Par Development

Home buyers who can take advantage of a quick delivery home can purchase a model home that includes upgraded appliances and is fully decorated and furnished, like this Par Development home.

Looking for a brand-new home in move-in condition, where you can be settled in time to serve Thanksgiving dinner?

What you need is a quick delivery home. These are what builders call "inventory homes"--homes they build and keep on hand for buyers who don't want to wait for the lengthy building process that can take the better part of a year. There is usually a short period of time between the day you put down the deposit and the closing date. It can be as short as 30 to 60 days.
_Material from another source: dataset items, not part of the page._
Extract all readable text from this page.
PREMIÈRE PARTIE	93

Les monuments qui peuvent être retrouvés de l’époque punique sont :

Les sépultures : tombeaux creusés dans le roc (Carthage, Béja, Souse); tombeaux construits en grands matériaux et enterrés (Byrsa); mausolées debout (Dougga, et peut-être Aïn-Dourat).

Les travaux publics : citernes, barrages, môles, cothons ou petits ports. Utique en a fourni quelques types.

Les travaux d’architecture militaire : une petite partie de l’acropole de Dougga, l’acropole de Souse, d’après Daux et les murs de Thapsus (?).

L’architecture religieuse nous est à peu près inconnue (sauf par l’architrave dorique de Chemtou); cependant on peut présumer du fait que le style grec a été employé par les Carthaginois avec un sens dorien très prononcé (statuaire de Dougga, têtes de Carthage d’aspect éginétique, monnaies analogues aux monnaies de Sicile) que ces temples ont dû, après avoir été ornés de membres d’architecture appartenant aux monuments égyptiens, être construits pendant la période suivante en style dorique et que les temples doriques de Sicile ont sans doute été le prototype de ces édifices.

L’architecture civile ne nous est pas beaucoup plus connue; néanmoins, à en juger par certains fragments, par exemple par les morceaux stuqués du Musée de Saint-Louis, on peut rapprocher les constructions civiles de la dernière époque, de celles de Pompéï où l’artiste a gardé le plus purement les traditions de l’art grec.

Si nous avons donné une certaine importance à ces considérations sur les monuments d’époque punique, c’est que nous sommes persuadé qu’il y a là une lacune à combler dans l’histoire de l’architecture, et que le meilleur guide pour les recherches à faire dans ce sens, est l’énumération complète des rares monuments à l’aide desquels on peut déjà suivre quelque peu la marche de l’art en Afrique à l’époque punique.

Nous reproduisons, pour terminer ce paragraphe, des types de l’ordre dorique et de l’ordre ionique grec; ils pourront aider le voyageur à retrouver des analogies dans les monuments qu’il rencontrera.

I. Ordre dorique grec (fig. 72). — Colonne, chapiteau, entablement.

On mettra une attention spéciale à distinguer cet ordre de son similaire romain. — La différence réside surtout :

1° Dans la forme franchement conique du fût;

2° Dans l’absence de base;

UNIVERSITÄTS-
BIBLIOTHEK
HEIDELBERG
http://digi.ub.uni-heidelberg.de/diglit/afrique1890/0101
The recent real estate and credit market slowdown caused builders' inventories to pile up. That means good hunting for buyers: lots of choice, good prices and accommodating builders.

Right for you?

How do you know if you're a good candidate for a quick delivery home? If securing financing for the new home is not contingent upon selling your current home, you are in a good position to buy quickly. That means you can carry both mortgages at once, and are not under pressure for your former home to sell. If your current home is paid off, or if you are a first-time buyer with a down payment in hand, you also may be a good candidate to purchase a quick delivery home.

No matter what your situation, you must have your financial ducks in a row, says Madelyn DeRienzo-Devers. She and her husband Albany Devers recently purchased an immediate delivery townhome at The Grove in Forest Park, which they had their eye on for two years.

When their Realtor showed them the three-bedroom unit, they fell in love with it. "We made an offer, and the following day it was accepted. We did not have to haggle back and forth, which made it quite easy," she says. They saw the home on July 18, made the offer July 19, closed Aug. 27, and moved in Sept. 4. DeRienzo-Devers says they could not have afforded the townhome when it first went on the market. "The builders were more willing to negotiate the price due to the length of time it had been vacant," she says. The couple ended up paying less than $400,000 for the townhome, which had originally been listed in the upper $400,000s.

"My husband and I are quite organized and have good credit, so we could meet the necessary requirements," says DeRienzo-Devers.

Get the upgrades

There are other advantages of buying a quick delivery home besides price. Many quick delivery homes were once model homes. They often have upgraded cabinetry, flooring, lighting, paint colors, landscaping, etc. They may be fully furnished and decorated with window treatments and wall hangings, all of which buyers can purchase for a turnkey home.

"Models typically have a lot of options and amenities because builders want to show everything they have to offer," says Scott Ballard, vice president of sales and marketing at Par Development, which has quick delivery homes in many of its communities.

"One of our latest sales was to a couple who had a home in Florida. They just moved right in and brought their clothes," Ballard says. He says it can cost up to $100,000 extra to buy an upgraded, fully-furnished, decorated home if the buyer wants the convenience.

"We have two quick delivery homes for sale in River Park Place in Elgin that are totally furnished. Emerson Lofts in Woodstock has a fully decorated model," he says.

Town & Country Homes keeps a selection of homes it calls Designer Express. These homes are move-in ready, with interior finishes (cabinets, flooring, countertops, paint colors) chosen by the company's interior designer.

"If a customer comes in who has been relocated or wants to get in before the school year starts, we have those available," says Vice President of Marketing Brian Murphy.

Several Designer Express homes in Town & Country's newest community, Cider Grove in Huntley, used to be model homes. "We've introduced some new plans, and we want to sell the models," Murphy says.

Homes in Cider Grove range from the mid-$200,000s to about $300,000 for a single-family home from 2,600 to 3,000 square feet.

A specialty

The builder Sho-Deen Inc. specializes in quick delivery homes. One-third of its business comes from transferees, says President Mark Thomas.